Он отступил на шаг и поднял с земли булыжник.
– Я пришла, чтобы повидаться с твоим отцом, Гэртон, – добавила я, поняв по тому, как он схватил камень, что, если память о Нелли была еще жива в нем, меня он не узнал.
Он замахнулся, чтобы швырнуть в меня булыжником. Я попробовала уговорить его не делать этого, но не смогла сдержать его руку, камень угодил прямо в мою шляпку. А затем нежные детские уста раскрылись и с них излился поток брани, которая была ему явно не в новинку, вне зависимости от того, понимал ли он ужасный смысл изрыгаемых им проклятий, а черты милого лица исказились от злобы. Конечно, меня это скорее опечалило, чем рассердило. Чуть не плача, я достала из кармана апельсин и протянула его своему бывшему воспитаннику, чтобы задобрить его. Поколебавшись, он выхватил у меня апельсин, как будто бы подумал, что я только дразню его и не собираюсь его угостить. Я издали показала ему еще один, но так, чтобы он не смог дотянуться.
– Кто научил тебя таким словам, мой мальчик? – спросила я. – Неужто викарий?
– Черт бы побрал и тебя, и викария! Давай сюда скорее! – ответил он.
– Скажи мне, кто тебя научил, и я дам тебе апельсин! – пообещала я. – Кто твой учитель?
– Мой чертов папаша! – был мне ответ.
– И чему же ты учишься у него? – продолжала я. Он подпрыгнул, чтобы схватить апельсин, я подняла его еще выше. – Чему он тебя учит?
– Ничему, – сказал он, – только чтобы я не болтался у него под ногами. Папаша меня на дух не выносит, потому что я на него ругаюсь.
– Ага!
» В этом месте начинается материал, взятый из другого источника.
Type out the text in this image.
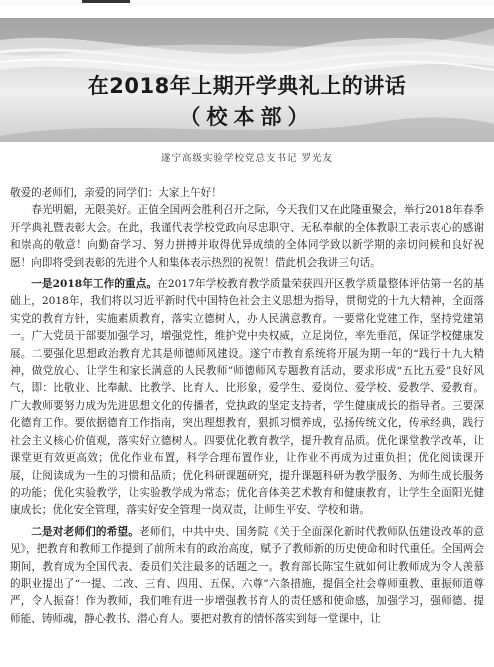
在2018年上期开学典礼上的讲话
（校本部）
遂宁高级实验学校党总支书记 罗光友

敬爱的老师们，亲爱的同学们：大家上午好！

春光明媚，无限美好。正值全国两会胜利召开之际，今天我们又在此隆重聚会，举行2018年春季开学典礼暨表彰大会。在此，我谨代表学校党政向尽忠职守、无私奉献的全体教职工表示衷心的感谢和崇高的敬意！向勤奋学习、努力拼搏并取得优异成绩的全体同学致以新学期的亲切问候和良好祝愿！向即将受到表彰的先进个人和集体表示热烈的祝贺！借此机会我讲三句话。

一是2018年工作的重点。在2017年学校教育教学质量荣获四开区教学质量整体评估第一名的基础上，2018年，我们将以习近平新时代中国特色社会主义思想为指导，贯彻党的十九大精神，全面落实党的教育方针，实施素质教育，落实立德树人，办人民满意教育。一要常化党建工作，坚持党建第一。广大党员干部要加强学习，增强党性，维护党中央权威，立足岗位，率先垂范，保证学校健康发展。二要强化思想政治教育尤其是师德师风建设。遂宁市教育系统将开展为期一年的“践行十九大精神，做党放心、让学生和家长满意的人民教师”师德师风专题教育活动，要求形成“五比五爱”良好风气，即：比敬业、比奉献、比教学、比育人、比形象，爱学生、爱岗位、爱学校、爱教学、爱教育。广大教师要努力成为先进思想文化的传播者，党执政的坚定支持者，学生健康成长的指导者。三要深化德育工作。要依据德育工作指南，突出理想教育，狠抓习惯养成，弘扬传统文化，传承经典，践行社会主义核心价值观，落实好立德树人。四要优化教育教学，提升教育品质。优化课堂教学改革，让课堂更有效更高效；优化作业布置，科学合理布置作业，让作业不再成为过重负担；优化阅读课开展，让阅读成为一生的习惯和品质；优化科研课题研究，提升课题科研为教学服务、为师生成长服务的功能；优化实验教学，让实验教学成为常态；优化音体美艺术教育和健康教育，让学生全面阳光健康成长；优化安全管理，落实好安全管理一岗双责，让师生平安、学校和谐。

二是对老师们的希望。老师们，中共中央、国务院《关于全面深化新时代教师队伍建设改革的意见》，把教育和教师工作提到了前所未有的政治高度，赋予了教师新的历史使命和时代重任。全国两会期间，教育成为全国代表、委员们关注最多的话题之一。教育部长陈宝生就如何让教师成为令人羡慕的职业提出了“一提、二改、三育、四用、五保、六尊”六条措施，提倡全社会尊师重教、重振师道尊严，令人振奋！作为教师，我们唯有进一步增强教书育人的责任感和使命感，加强学习，强师德、提师能、铸师魂，静心教书、潜心育人。要把对教育的情怀落实到每一堂课中，让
Так это черт учит тебя ругаться на папу? – заметила я.
– Не-а, – промычал малыш.
– Тогда кто?
– Хитклиф.
Я спросила, нравится ли ему мистер Хитклиф.
– У-гу, – снова промычал он.
Я попыталась вытянуть из него, почему ему нравится Хитклиф, но получила в ответ только бессвязный набор слов:
– Знать не знаю! Папаша мне как задаст! А он – как задаст папаше! Ругается на папашу, когда тот меня бранит. И еще говорит, что я могу делать, чего вздумается.
– А викарий тебя читать и писать разве не учит? – продолжала я свои расспросы.
– Не-а. Викарию все зубы вышибут и в глотку запихают, коли он у нас на пороге появится – вот! Это ему Хитклиф пообещал!